Recensione a Dentro la tempesta – esito del laboratorio tenuto da Davide Iodice
Le orme della Tempesta shakespeariana sulle tavole del piccolo Teatro dell’Unical. Il più amaro e disincantato dramma del bardo, significazione dello smarrimento e della perdita delle illusioni, della sconfitta della ragione e della negazione dell’utopia, delle lacerazioni tra individuo e società, trasposto nel teatro universitario, attraverso le macchinazioni sceniche dell’esito del laboratorio che Davide Iodice, regista e drammaturgo napoletano, ha tenuto poco tempo fa a Lamezia, per la compagnia Scenari Visibili, di Dario Natale. Laboratorio realizzato all’interno della residenza teatrale “Ligeia”.
Ed è l’attore e demiurgo lametino, Dario Natale, a farsi deus ex machina nello spettacolo Dentro la tempesta, che ha visto Prospero, Miranda, Caliban, Ferdinando, Stefano e Trinculo, impersonati da Natale, Chiara Brissa, Piergiuseppe Francione, Costantino Montalto, Marco Rialti, Gianluca Vetromilo.

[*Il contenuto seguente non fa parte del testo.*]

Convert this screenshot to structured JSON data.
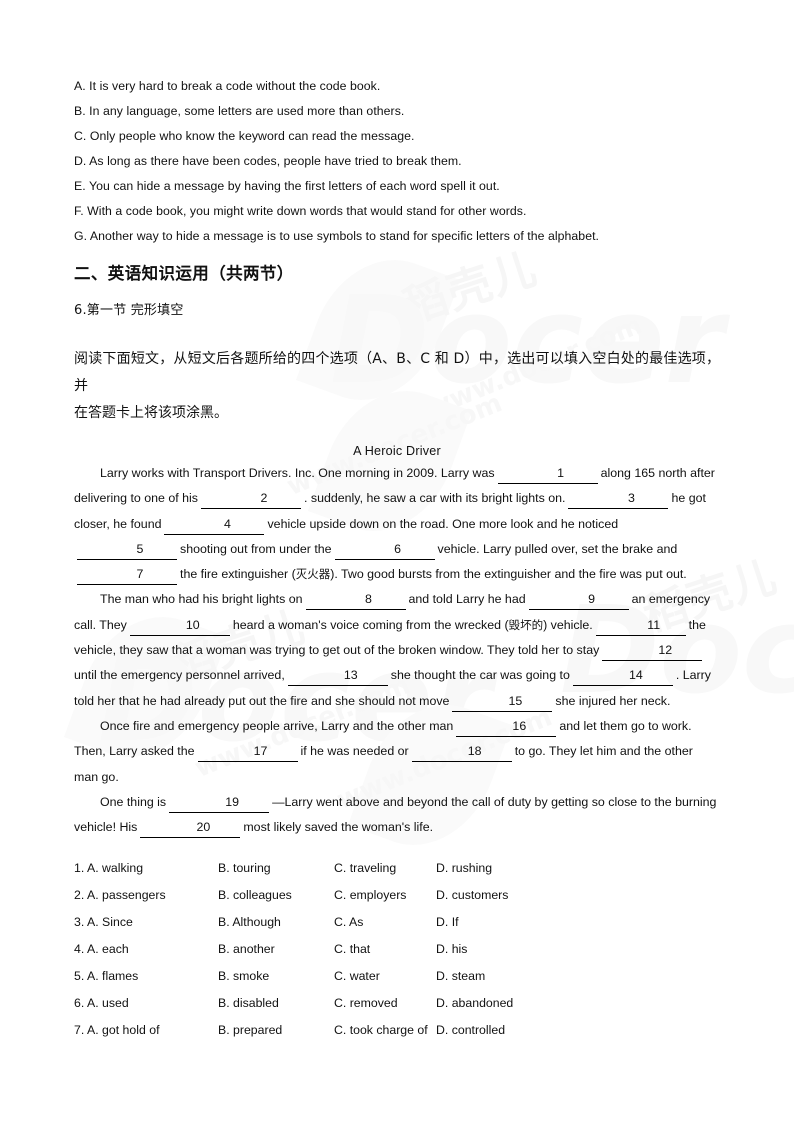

Una tempesta scatenata negli umori degli spettatori posti attorno alla scena, visibilmente in fibrillazione a fine rappresentazione e colmi dei più disparati entusiasmi. L’isola dove si scatena la furia delle acque e dei venti ha l’apparenza scenografica di una stanza, ricorda addirittura uno sgabuzzino, dove le scaffalature sono riempite da oggetti personali di ognuno degli attori-personaggi: dei cenni (feticci) di una parte di sé. Qualcosa naufragato su terre sperdute, qualcosa di spodestato da contesti regolarizzati ma che tuona forte la sua enfasi vitale. Da materializzarsi in vissuti, nell’unica via possibile da condurre. Libri, per la maggior parte, nello spazio ricavato sul palcoscenico del Piccolo trasformato nell’occasione in un piccolo “cantiere” di prove aperte, figurante il disordine dell’incipit shakespeariano dove far subentrare la calma delle riflessioni sul mondo e sul teatro. Ma una calma apparente, carica invece di retroattività dalla forte caratura emozionale. Gli attori, rappresentando se stessi, caratterizzando tuttavia i tratti dei personaggi shakespeariani, hanno dato in pasto agli spettatori, a un palmo dal loro agire, le loro nudità, le esperienze più vivide, i loro sguardi dai propri punti di osservazione. Nelle condensate atmosfere intrise del magico, caratterizzante l’opera madre, i personaggi diventano megafono di se stessi e della volontà di ribadire la forza di un teatro non di facili estetismi e stucchevolezze ma che agiti prepotentemente il suo esercizio di influenza fattiva sul circostante. E spazio, grazie alla scardinarsi da drappi canonici, a diversificati livelli di attenzione a catarsi nell’opera, dal riso alla suggestione commovente, dalla violenza allo sberleffo, dalla poesia al sottotesto.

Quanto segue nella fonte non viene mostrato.